Aqua Voice Malleability Skill

Reverse engineering and adversarial analysis of Aqua Voice (v0.11.4) with neighborhood-aware braided monoidal interleaving for compositional security research.

GF(3) Triad Placement

This skill is ERGODIC (0), forming triads with:

# Security Research Bundle
shadow-goblin (-1) ⊗ aqua-voice-malleability (0) ⊗ gay-mcp (+1) = 0 ✓  [IPC Injection]
keychain-secure (-1) ⊗ aqua-voice-malleability (0) ⊗ agent-o-rama (+1) = 0 ✓  [Token Extraction]
polyglot-spi (-1) ⊗ aqua-voice-malleability (0) ⊗ pulse-mcp-stream (+1) = 0 ✓  [WebSocket Monitor]
temporal-coalgebra (-1) ⊗ aqua-voice-malleability (0) ⊗ koopman-generator (+1) = 0 ✓  [Audio Stream Dynamics]
three-match (-1) ⊗ aqua-voice-malleability (0) ⊗ gay-mcp (+1) = 0 ✓  [Pattern Matching]

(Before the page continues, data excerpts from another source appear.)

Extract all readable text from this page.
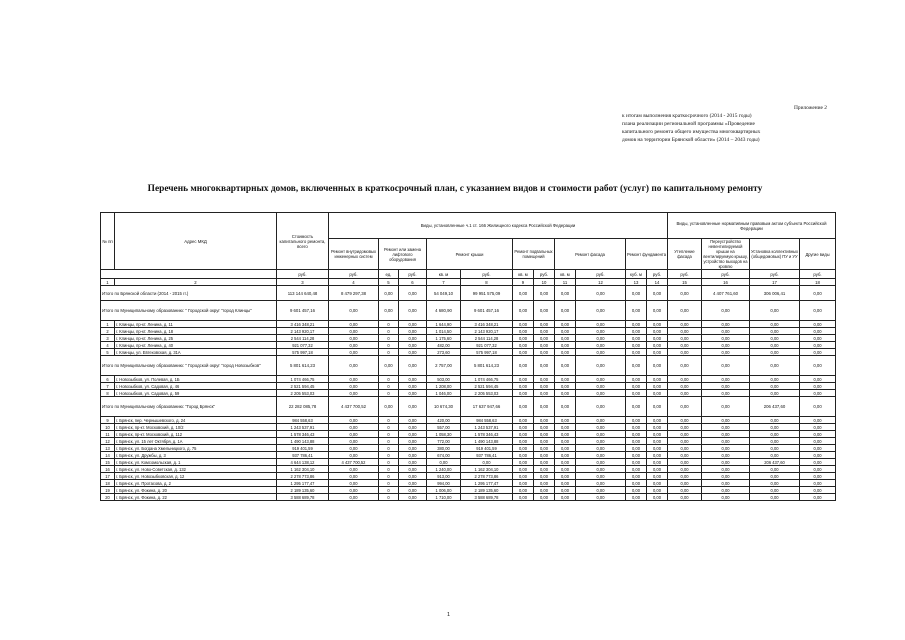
Приложение 2
к итогам выполнения краткосрочного (2014 - 2015 годы)
плана реализации региональной программы «Проведение
капитального ремонта общего имущества многоквартирных
домов на территории Брянской области» (2014 – 2043 годы)
Перечень многоквартирных домов, включенных в краткосрочный план, с указанием видов и стоимости работ (услуг) по капитальному ремонту
№ пп	Адрес МКД	Стоимость капитального ремонта, всего	Виды, установленные ч.1 ст. 166 Жилищного кодекса Российской Федерации											Виды, установленные нормативным правовым актом субъекта Российской Федерации			
			Ремонт внутридомовых инженерных систем	Ремонт или замена лифтового оборудования		Ремонт крыши		Ремонт подвальных помещений		Ремонт фасада		Ремонт фундамента		Утепление фасада	Переустройство невентилируемой крыши на вентилируемую крышу, устройство выходов на кровлю	Установка коллективных (общедомовых) ПУ и УУ	Другие виды
		руб.	руб.	ед.	руб.	кв. м	руб.	кв. м	руб.	кв. м	руб.	куб. м	руб.	руб.	руб.	руб.	руб.
1	2	3	4	5	6	7	8	9	10	11	12	13	14	15	16	17	18
Итого по Брянской области (2014 - 2015 гг.)		113 144 640,48	8 479 297,38	0,00	0,00	54 049,10	99 951 575,09	0,00	0,00	0,00	0,00	0,00	0,00	0,00	4 407 761,60	306 006,41	0,00
Итого по Муниципальному образованию: " Городской округ "город Клинцы"		9 601 457,16	0,00	0,00	0,00	4 680,90	9 601 457,16	0,00	0,00	0,00	0,00	0,00	0,00	0,00	0,00	0,00	0,00
1	г. Клинцы, пр-кт. Ленина, д. 11	3 416 348,21	0,00	0	0,00	1 644,90	3 416 348,21	0,00	0,00	0,00	0,00	0,00	0,00	0,00	0,00	0,00	0,00
2	г. Клинцы, пр-кт. Ленина, д. 18	2 143 920,17	0,00	0	0,00	1 014,50	2 143 920,17	0,00	0,00	0,00	0,00	0,00	0,00	0,00	0,00	0,00	0,00
3	г. Клинцы, пр-кт. Ленина, д. 25	2 544 114,28	0,00	0	0,00	1 175,60	2 544 114,28	0,00	0,00	0,00	0,00	0,00	0,00	0,00	0,00	0,00	0,00
4	г. Клинцы, пр-кт. Ленина, д. 40	921 077,32	0,00	0	0,00	482,00	921 077,32	0,00	0,00	0,00	0,00	0,00	0,00	0,00	0,00	0,00	0,00
5	г. Клинцы, ул. Евтеховская, д. 31А	575 997,18	0,00	0	0,00	273,60	575 997,18	0,00	0,00	0,00	0,00	0,00	0,00	0,00	0,00	0,00	0,00
Итого по Муниципальному образованию: " Городской округ "город Новозыбков"		5 801 614,23	0,00	0,00	0,00	2 757,00	5 801 614,23	0,00	0,00	0,00	0,00	0,00	0,00	0,00	0,00	0,00	0,00
6	г. Новозыбков, ул. Полевая, д. 1Б	1 074 466,75	0,00	0	0,00	503,00	1 074 466,75	0,00	0,00	0,00	0,00	0,00	0,00	0,00	0,00	0,00	0,00
7	г. Новозыбков, ул. Садовая, д. 46	2 521 594,45	0,00	0	0,00	1 208,00	2 521 594,45	0,00	0,00	0,00	0,00	0,00	0,00	0,00	0,00	0,00	0,00
8	г. Новозыбков, ул. Садовая, д. 59	2 205 553,03	0,00	0	0,00	1 046,00	2 205 553,03	0,00	0,00	0,00	0,00	0,00	0,00	0,00	0,00	0,00	0,00
Итого по Муниципальному образованию: "Город Брянск"		22 282 085,78	4 437 700,52	0,00	0,00	10 674,30	17 637 947,66	0,00	0,00	0,00	0,00	0,00	0,00	0,00	0,00	206 437,60	0,00
9	г. Брянск, пер. Чернышевского, д. 24	984 558,63	0,00	0	0,00	420,00	984 558,63	0,00	0,00	0,00	0,00	0,00	0,00	0,00	0,00	0,00	0,00
10	г. Брянск, пр-кт. Московский, д. 10/2	1 243 537,91	0,00	0	0,00	557,00	1 243 537,91	0,00	0,00	0,00	0,00	0,00	0,00	0,00	0,00	0,00	0,00
11	г. Брянск, пр-кт. Московский, д. 112	1 578 346,43	0,00	0	0,00	1 058,30	1 578 346,43	0,00	0,00	0,00	0,00	0,00	0,00	0,00	0,00	0,00	0,00
12	г. Брянск, ул. 15 лет Октября, д. 1А	1 490 143,88	0,00	0	0,00	772,00	1 490 143,88	0,00	0,00	0,00	0,00	0,00	0,00	0,00	0,00	0,00	0,00
13	г. Брянск, ул. Богдана Хмельницкого, д. 75	919 401,59	0,00	0	0,00	380,00	919 401,59	0,00	0,00	0,00	0,00	0,00	0,00	0,00	0,00	0,00	0,00
14	г. Брянск, ул. Дружбы, д. 3	937 786,41	0,00	0	0,00	674,00	937 786,41	0,00	0,00	0,00	0,00	0,00	0,00	0,00	0,00	0,00	0,00
15	г. Брянск, ул. Комсомольская, д. 1	4 644 138,12	4 437 700,52	0	0,00	0,00	0,00	0,00	0,00	0,00	0,00	0,00	0,00	0,00	0,00	206 437,60	0,00
16	г. Брянск, ул. Ново-Советская, д. 132	1 162 304,10	0,00	0	0,00	1 240,00	1 162 304,10	0,00	0,00	0,00	0,00	0,00	0,00	0,00	0,00	0,00	0,00
17	г. Брянск, ул. Новозыбковская, д. 12	2 278 773,86	0,00	0	0,00	913,00	2 278 773,86	0,00	0,00	0,00	0,00	0,00	0,00	0,00	0,00	0,00	0,00
18	г. Брянск, ул. Протасова, д. 2	1 295 177,47	0,00	0	0,00	994,00	1 295 177,47	0,00	0,00	0,00	0,00	0,00	0,00	0,00	0,00	0,00	0,00
19	г. Брянск, ул. Фокина, д. 20	2 189 135,60	0,00	0	0,00	1 006,00	2 189 135,60	0,00	0,00	0,00	0,00	0,00	0,00	0,00	0,00	0,00	0,00
20	г. Брянск, ул. Фокина, д. 22	3 588 689,78	0,00	0	0,00	1 710,00	3 588 689,78	0,00	0,00	0,00	0,00	0,00	0,00	0,00	0,00	0,00	0,00
1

Braided Monoidal Structure

Skills interleave via braiding morphisms σ: A ⊗ B → B ⊗ A with crossing tracking:

       σ_{A,B}
    A ⊗ B ────→ B ⊗ A
       ╲   ╱
        ╲ ╱  (over-crossing)
         ╳
        ╱ ╲  (under-crossing)
       ╱   ╲

Neighborhood Awareness

Each skill maintains awareness of its left and right neighbors in the current braid configuration:

PositionSkillTritNeighbor Awareness
Leftshadow-goblin-1Observes IPC traffic
Centeraqua-voice-malleability0Coordinates injection
Rightgay-mcp+1Colors output streams

Braid Group Generators

σ₁: (skill₁ ⊗ skill₂) ⊗ skill₃ → (skill₂ ⊗ skill₁) ⊗ skill₃  [swap left pair]
σ₂: skill₁ ⊗ (skill₂ ⊗ skill₃) → skill₁ ⊗ (skill₃ ⊗ skill₂)  [swap right pair]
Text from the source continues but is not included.